The Beginnings

The Isokon Furniture Company was founded in 1935 by Jack Pritchard a British entrepreneur and visionary. He believed modern architecture and design had the ability to to transform society for the better and admired the work of the Bauhaus school in Germany and architects such as Le Corbusier in France. Like many of his most creative contemporaries, Pritchard wanted to help promote a pan-European, indeed worldwide, type of modern design and was especially determined to persuade the conservative British consumer that modern was best.

It was Pritchard’s former experience in the plywood business and his role in building (with the architect Wells Coates) the first block of modern flats in Britain, Lawn Road Flats (also known as the Isokon Building) in Hampstead, that led him to start a furniture company. Isokon, a contraction of Isometric Unit Construction, was an appropriately forward-looking name for the new venture. It was the arrival in London of the former director of the Bauhaus, Walter Gropius, in 1935 that made the plans concrete. Gropius, who became Isokon’s Controller of Design (a grand title for a tiny firm), suggested that Pritchard hire the former Master of the Carpentry Workshop at the Bauhaus, Marcel Breuer (pictured below), as designer. Although Isokon produced furniture by several designers, it was Breuer’s designs that eventually gave the firm international fame.


Commercial success in Isokon’s first period was thwarted by Britain’s entry into World War II and then by the leanness of the post-War years. In 1963 Pritchard, always an optimist when it came to promoting design, restarted production of Breuer’s Long Chair and Nesting Tables on a very limited basis. He also commissioned Ernest Race to redesign the Penguin Donkey. It was not until 1982, however, that Jack Pritchard asked Chris McCourt to carry on the production and sale of Isokon pieces. Since then McCourt has reintroduced, for the first time since 1939, classics such as the Short Chair, Dining Table, and the original Penguin Donkey. With original pieces from the late 1930’s selling for many thousands of pounds, Isokon Plus continues to make available to a wider market nearly all of the original Isokon designs.

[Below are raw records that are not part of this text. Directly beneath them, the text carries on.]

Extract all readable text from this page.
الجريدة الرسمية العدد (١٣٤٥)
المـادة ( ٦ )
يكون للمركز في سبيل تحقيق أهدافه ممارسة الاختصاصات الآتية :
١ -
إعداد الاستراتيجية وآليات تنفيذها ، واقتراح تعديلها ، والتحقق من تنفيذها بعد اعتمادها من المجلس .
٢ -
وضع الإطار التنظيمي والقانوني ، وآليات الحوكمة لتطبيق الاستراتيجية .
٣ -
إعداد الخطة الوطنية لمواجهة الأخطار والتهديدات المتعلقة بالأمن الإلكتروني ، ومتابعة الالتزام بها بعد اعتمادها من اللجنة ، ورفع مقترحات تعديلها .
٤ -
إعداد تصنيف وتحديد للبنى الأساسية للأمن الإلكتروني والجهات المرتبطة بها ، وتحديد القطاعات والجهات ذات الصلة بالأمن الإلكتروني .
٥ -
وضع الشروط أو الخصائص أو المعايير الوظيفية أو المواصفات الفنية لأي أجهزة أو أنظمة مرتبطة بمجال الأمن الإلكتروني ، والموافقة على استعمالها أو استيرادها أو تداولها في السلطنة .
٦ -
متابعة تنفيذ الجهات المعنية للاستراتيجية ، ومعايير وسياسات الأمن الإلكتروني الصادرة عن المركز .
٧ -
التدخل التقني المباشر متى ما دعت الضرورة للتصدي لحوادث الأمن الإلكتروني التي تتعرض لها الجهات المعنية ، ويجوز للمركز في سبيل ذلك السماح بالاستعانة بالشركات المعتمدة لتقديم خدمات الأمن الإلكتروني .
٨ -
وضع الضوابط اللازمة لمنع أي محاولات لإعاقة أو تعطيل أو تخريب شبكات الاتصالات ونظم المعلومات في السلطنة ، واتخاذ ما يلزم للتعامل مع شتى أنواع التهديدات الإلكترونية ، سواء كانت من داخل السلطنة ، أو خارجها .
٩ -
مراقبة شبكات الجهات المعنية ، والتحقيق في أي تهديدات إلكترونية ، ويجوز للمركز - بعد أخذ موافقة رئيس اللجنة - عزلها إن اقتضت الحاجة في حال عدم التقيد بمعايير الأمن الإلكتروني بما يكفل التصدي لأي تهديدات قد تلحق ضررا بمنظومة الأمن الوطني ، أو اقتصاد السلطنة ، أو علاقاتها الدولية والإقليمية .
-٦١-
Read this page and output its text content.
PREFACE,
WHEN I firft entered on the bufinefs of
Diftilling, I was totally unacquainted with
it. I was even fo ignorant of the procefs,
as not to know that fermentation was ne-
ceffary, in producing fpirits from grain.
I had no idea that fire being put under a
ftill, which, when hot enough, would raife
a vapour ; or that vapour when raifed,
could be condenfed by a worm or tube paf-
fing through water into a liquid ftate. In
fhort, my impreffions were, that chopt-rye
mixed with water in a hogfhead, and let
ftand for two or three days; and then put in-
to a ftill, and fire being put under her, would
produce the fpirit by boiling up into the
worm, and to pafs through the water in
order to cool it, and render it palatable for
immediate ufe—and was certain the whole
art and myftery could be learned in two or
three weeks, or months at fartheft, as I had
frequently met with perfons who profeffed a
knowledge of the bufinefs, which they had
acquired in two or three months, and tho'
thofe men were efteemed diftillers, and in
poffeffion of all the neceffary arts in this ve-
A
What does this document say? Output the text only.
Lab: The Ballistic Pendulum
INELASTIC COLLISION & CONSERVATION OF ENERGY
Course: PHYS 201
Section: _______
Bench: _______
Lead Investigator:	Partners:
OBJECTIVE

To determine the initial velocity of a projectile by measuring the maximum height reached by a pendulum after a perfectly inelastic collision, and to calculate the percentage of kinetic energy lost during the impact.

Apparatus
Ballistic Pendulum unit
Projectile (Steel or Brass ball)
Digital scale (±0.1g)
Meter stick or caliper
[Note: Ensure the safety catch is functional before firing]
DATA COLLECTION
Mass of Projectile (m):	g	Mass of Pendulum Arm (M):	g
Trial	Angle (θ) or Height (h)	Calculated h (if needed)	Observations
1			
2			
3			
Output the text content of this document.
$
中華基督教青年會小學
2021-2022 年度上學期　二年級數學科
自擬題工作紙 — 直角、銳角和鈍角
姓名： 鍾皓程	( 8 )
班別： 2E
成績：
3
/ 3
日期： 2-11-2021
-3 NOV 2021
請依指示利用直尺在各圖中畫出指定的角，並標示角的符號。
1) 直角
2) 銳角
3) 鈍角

The founding traditions of Isokon continue today with the development and production of new products from contemporary designers. Barber Osgerby’s Loop Table, Loop Shelf and Flight Stool were the first of these followed shortly by Michael Sodeau’s Wing Range and Tomoko and Shin Azumi’s Donkey 3. Most recently, Barber Osgerby collaborated with Isokon Plus to create the winning entry in the Bodleian Libraries Chair Competition and this chair will soon be in production as the newest addition to the range. Isokon’s designs of the 1930’s have endured as among the most important and original of the 20th century and new Isokon Plus pieces are set to become the classics of the next century.